I want a partner. A partnership. I want laughter and great conversation and passion. I want kindness going in both directions.
I love to travel and have observed over time that many people say they love to travel but when you watch them take a vacation, they don't appear to be enjoying much about it at all. I appreciate it when someone travels for the adventure of it all - and instead of being a tourist, they enjoy the culture, the differences from their normal life, and meeting people not exactly like them. I need a relaxed traveler for a partner. Things happen when you travel. Flights get canceled, luggage lost, cell phones are misplaced. It can ruin your vacation, or you can resolve to enjoy your time anyway.
This quality also translates well in real life. I want a relaxed traveler in life.
I’m an introvert who often acts like an extrovert. It’s difficult for some people to cope with that dichotomy. I don’t need to be alone to slip into my shell. There can be chaos around me, and I won’t notice — I have the hyperfocus superpower of someone with ADHD (Attention Deficit/Hyper-activity Disorder.). I get quiet at home, and it's not because I am mad at anyone. I am just regaining my energy. Many don't understand.
A few “sages” have decided to give me a “talking-to.” They start putting my relationships on parade and make that profound statement, “the common denominator in all your relationships is you.” (Insert eye roll here.)
Well, that certainly is true. It used to make me feel insecure about myself.
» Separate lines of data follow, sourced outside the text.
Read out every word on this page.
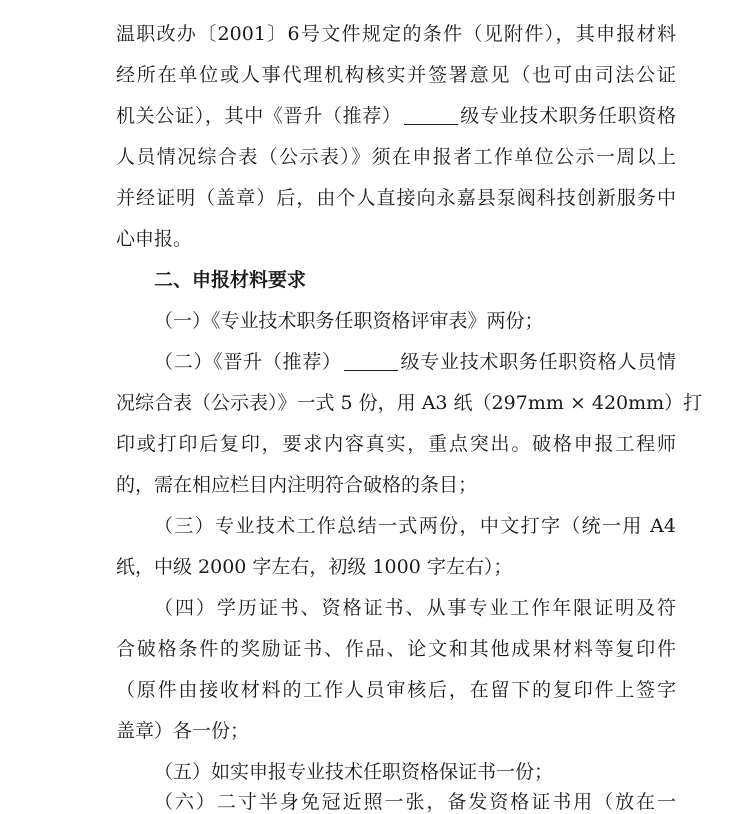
温职改办〔2001〕6号文件规定的条件（见附件），其申报材料
经所在单位或人事代理机构核实并签署意见（也可由司法公证
机关公证），其中《晋升（推荐）	级专业技术职务任职资格
人员情况综合表（公示表）》须在申报者工作单位公示一周以上
并经证明（盖章）后，由个人直接向永嘉县泵阀科技创新服务中
心申报。
二、申报材料要求
（一）《专业技术职务任职资格评审表》两份；
（二）《晋升（推荐）	级专业技术职务任职资格人员情
况综合表（公示表）》一式 5 份，用 A3 纸（297mm × 420mm）打
印或打印后复印，要求内容真实，重点突出。破格申报工程师
的，需在相应栏目内注明符合破格的条目；
（三）专业技术工作总结一式两份，中文打字（统一用 A4
纸，中级 2000 字左右，初级 1000 字左右）；
（四）学历证书、资格证书、从事专业工作年限证明及符
合破格条件的奖励证书、作品、论文和其他成果材料等复印件
（原件由接收材料的工作人员审核后，在留下的复印件上签字
盖章）各一份；
（五）如实申报专业技术任职资格保证书一份；
（六）二寸半身免冠近照一张，备发资格证书用（放在一
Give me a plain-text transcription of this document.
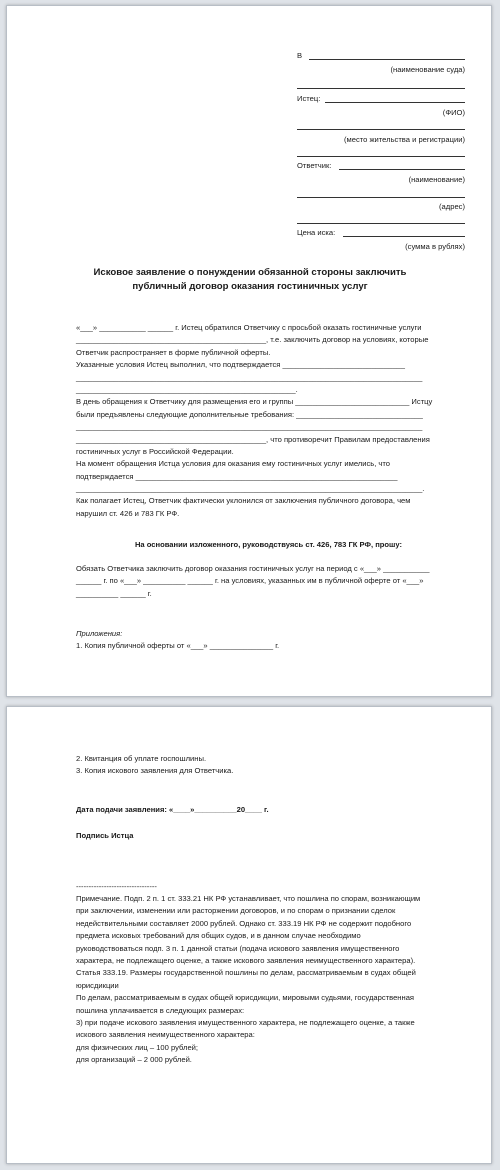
В
(наименование суда)
Истец:
(ФИО)
(место жительства и регистрации)
Ответчик:
(наименование)
(адрес)
Цена иска:
(сумма в рублях)
Исковое заявление о понуждении обязанной стороны заключить
публичный договор оказания гостиничных услуг
«___» ___________ ______ г. Истец обратился Ответчику с просьбой оказать гостиничные услуги
_____________________________________________, т.е. заключить договор на условиях, которые
Ответчик распространяет в форме публичной оферты.
Указанные условия Истец выполнил, что подтверждается _____________________________
__________________________________________________________________________________
____________________________________________________.
В день обращения к Ответчику для размещения его и группы ___________________________ Истцу
были предъявлены следующие дополнительные требования: ______________________________
__________________________________________________________________________________
_____________________________________________, что противоречит Правилам предоставления
гостиничных услуг в Российской Федерации.
На момент обращения Истца условия для оказания ему гостиничных услуг имелись, что
подтверждается ______________________________________________________________
__________________________________________________________________________________.
Как полагает Истец, Ответчик фактически уклонился от заключения публичного договора, чем
нарушил ст. 426 и 783 ГК РФ.
На основании изложенного, руководствуясь ст. 426, 783 ГК РФ, прошу:
Обязать Ответчика заключить договор оказания гостиничных услуг на период с «___» ___________
______ г. по «___» __________ ______ г. на условиях, указанных им в публичной оферте от «___»
__________ ______ г.
Приложения:
1. Копия публичной оферты от «___» _______________ г.
2. Квитанция об уплате госпошлины.
3. Копия искового заявления для Ответчика.
Дата подачи заявления: «____»__________20____ г.
Подпись Истца
--------------------------------
Примечание. Подп. 2 п. 1 ст. 333.21 НК РФ устанавливает, что пошлина по спорам, возникающим
при заключении, изменении или расторжении договоров, и по спорам о признании сделок
недействительными составляет 2000 рублей. Однако ст. 333.19 НК РФ не содержит подобного
предмета исковых требований для общих судов, и в данном случае необходимо
руководствоваться подп. 3 п. 1 данной статьи (подача искового заявления имущественного
характера, не подлежащего оценке, а также искового заявления неимущественного характера).
Статья 333.19. Размеры государственной пошлины по делам, рассматриваемым в судах общей
юрисдикции
По делам, рассматриваемым в судах общей юрисдикции, мировыми судьями, государственная
пошлина уплачивается в следующих размерах:
3) при подаче искового заявления имущественного характера, не подлежащего оценке, а также
искового заявления неимущественного характера:
для физических лиц – 100 рублей;
для организаций – 2 000 рублей.
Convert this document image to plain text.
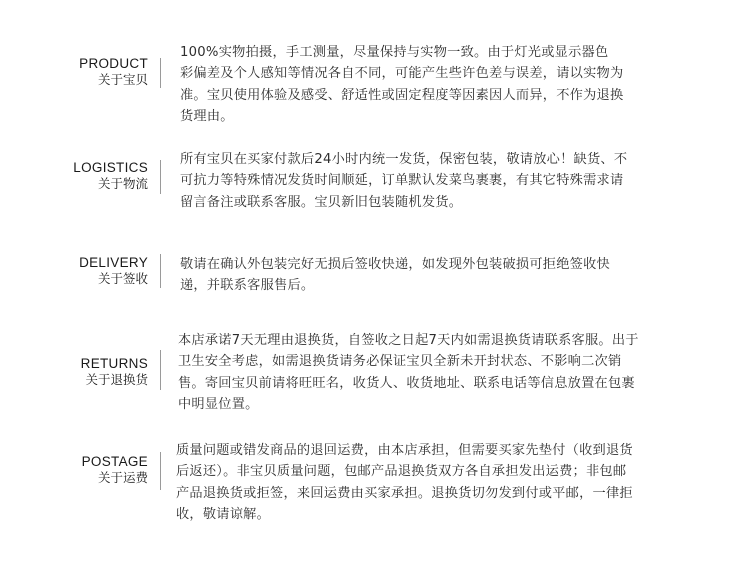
PRODUCT
关于宝贝
100%实物拍摄，手工测量，尽量保持与实物一致。由于灯光或显示器色
彩偏差及个人感知等情况各自不同，可能产生些许色差与误差，请以实物为
准。宝贝使用体验及感受、舒适性或固定程度等因素因人而异，不作为退换
货理由。
LOGISTICS
关于物流
所有宝贝在买家付款后24小时内统一发货，保密包装，敬请放心！缺货、不
可抗力等特殊情况发货时间顺延，订单默认发菜鸟裹裹，有其它特殊需求请
留言备注或联系客服。宝贝新旧包装随机发货。
DELIVERY
关于签收
敬请在确认外包装完好无损后签收快递，如发现外包装破损可拒绝签收快
递，并联系客服售后。
RETURNS
关于退换货
本店承诺7天无理由退换货，自签收之日起7天内如需退换货请联系客服。出于
卫生安全考虑，如需退换货请务必保证宝贝全新未开封状态、不影响二次销
售。寄回宝贝前请将旺旺名，收货人、收货地址、联系电话等信息放置在包裹
中明显位置。
POSTAGE
关于运费
质量问题或错发商品的退回运费，由本店承担，但需要买家先垫付（收到退货
后返还）。非宝贝质量问题，包邮产品退换货双方各自承担发出运费；非包邮
产品退换货或拒签，来回运费由买家承担。退换货切勿发到付或平邮，一律拒
收，敬请谅解。
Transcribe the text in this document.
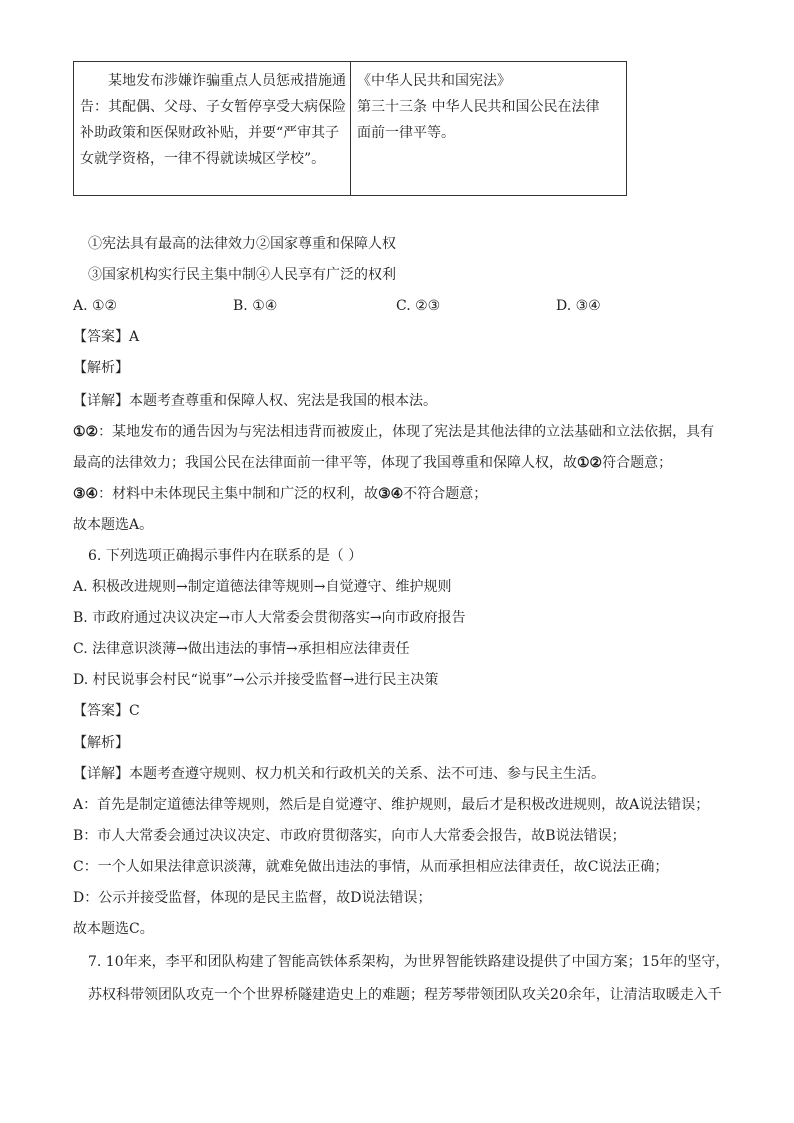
某地发布涉嫌诈骗重点人员惩戒措施通
告：其配偶、父母、子女暂停享受大病保险
补助政策和医保财政补贴，并要“严审其子
女就学资格，一律不得就读城区学校”。

《中华人民共和国宪法》
第三十三条 中华人民共和国公民在法律
面前一律平等。
①宪法具有最高的法律效力②国家尊重和保障人权
③国家机构实行民主集中制④人民享有广泛的权利
A. ①②	B. ①④	C. ②③	D. ③④
【答案】A
【解析】
【详解】本题考查尊重和保障人权、宪法是我国的根本法。
①②：某地发布的通告因为与宪法相违背而被废止，体现了宪法是其他法律的立法基础和立法依据，具有
最高的法律效力；我国公民在法律面前一律平等，体现了我国尊重和保障人权，故①②符合题意；
③④：材料中未体现民主集中制和广泛的权利，故③④不符合题意；
故本题选A。
6. 下列选项正确揭示事件内在联系的是（ ）
A. 积极改进规则→制定道德法律等规则→自觉遵守、维护规则
B. 市政府通过决议决定→市人大常委会贯彻落实→向市政府报告
C. 法律意识淡薄→做出违法的事情→承担相应法律责任
D. 村民说事会村民“说事”→公示并接受监督→进行民主决策
【答案】C
【解析】
【详解】本题考查遵守规则、权力机关和行政机关的关系、法不可违、参与民主生活。
A：首先是制定道德法律等规则，然后是自觉遵守、维护规则，最后才是积极改进规则，故A说法错误；
B：市人大常委会通过决议决定、市政府贯彻落实，向市人大常委会报告，故B说法错误；
C：一个人如果法律意识淡薄，就难免做出违法的事情，从而承担相应法律责任，故C说法正确；
D：公示并接受监督，体现的是民主监督，故D说法错误；
故本题选C。
7. 10年来，李平和团队构建了智能高铁体系架构，为世界智能铁路建设提供了中国方案；15年的坚守，
苏权科带领团队攻克一个个世界桥隧建造史上的难题；程芳琴带领团队攻关20余年，让清洁取暖走入千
It’s difficult not to when so many judge so much of who you are in your love life.
Then I realized something. My relationships with friends and family are typically really good. Even my dating relationships have been better than most.
No, I have never married, and romantic relationships haven’t lasted long with me, but neither have I ever had a messy divorce or hated someone after we broke up. I haven’t had one relationship that ended that shouldn’t have ended or that ended with a lot of drama.
Maybe being that common denominator isn’t so bad.
I have many long-term male friends who love me well and tell me any man would be lucky to have me. Yes, they exaggerate, but it makes me smile, and I prefer to believe them. Everyone should have this type of friend. (In return, I usually tell them their partner is a saint. I keep my friends humble.)
I don’t fit in boxes well. In some ways my mindset is what is thought of as traditionally male — I run by logic (thanks, Dad) — but then there is the other side that is traditionally female. I am the nurturer of all (if that nurturer is the type that kicks your butt and makes you be your best) and I feel the problems and the triumphs of others strongly.
I’m a dreamer and a romantic, to the point that I may sometimes be unrealistic. I probably want Prince Charming, but not the fairy tale Prince Charming. I like a few flaws and I don’t need someone to rescue me all the time. I’m not looking for perfect. Just right. And fun. And supportive.
Maybe there is a reason that I have not found lasting love, but perhaps that reason isn’t that there is something terribly wrong with me or anyone I have dated. I know there aren’t many people I could be with in a long-term relationship, and of those fewer who could also survive me. I haven't found the right man at the right time. I am still holding out hope for my golden years. I’d love the security of a loving relationship. Someone to join me for travel and adventures, and a partner to join me in trying to outrun the deterioration of our bodies.
But whatever happens, my life will be good. So far, it has been, and I have no intention of changing that for anyone. Alone is not the worst thing that can happen to a person. Love is not a gift bestowed upon us because we have gotten closer to perfection. Sometimes it’s dumb luck or a huge blessing or two people just needing someone and falling into each other. Sometimes it may even be a curse.
The common denominator in all of our lives is ourselves. That is an important point — we are the only person we control, the only one we can change. But overall, I am pleased with the person I have become and the one I am becoming.
I don't consider me being the common denominator in all my relationships to be an insult. Even if “they” mean it to be.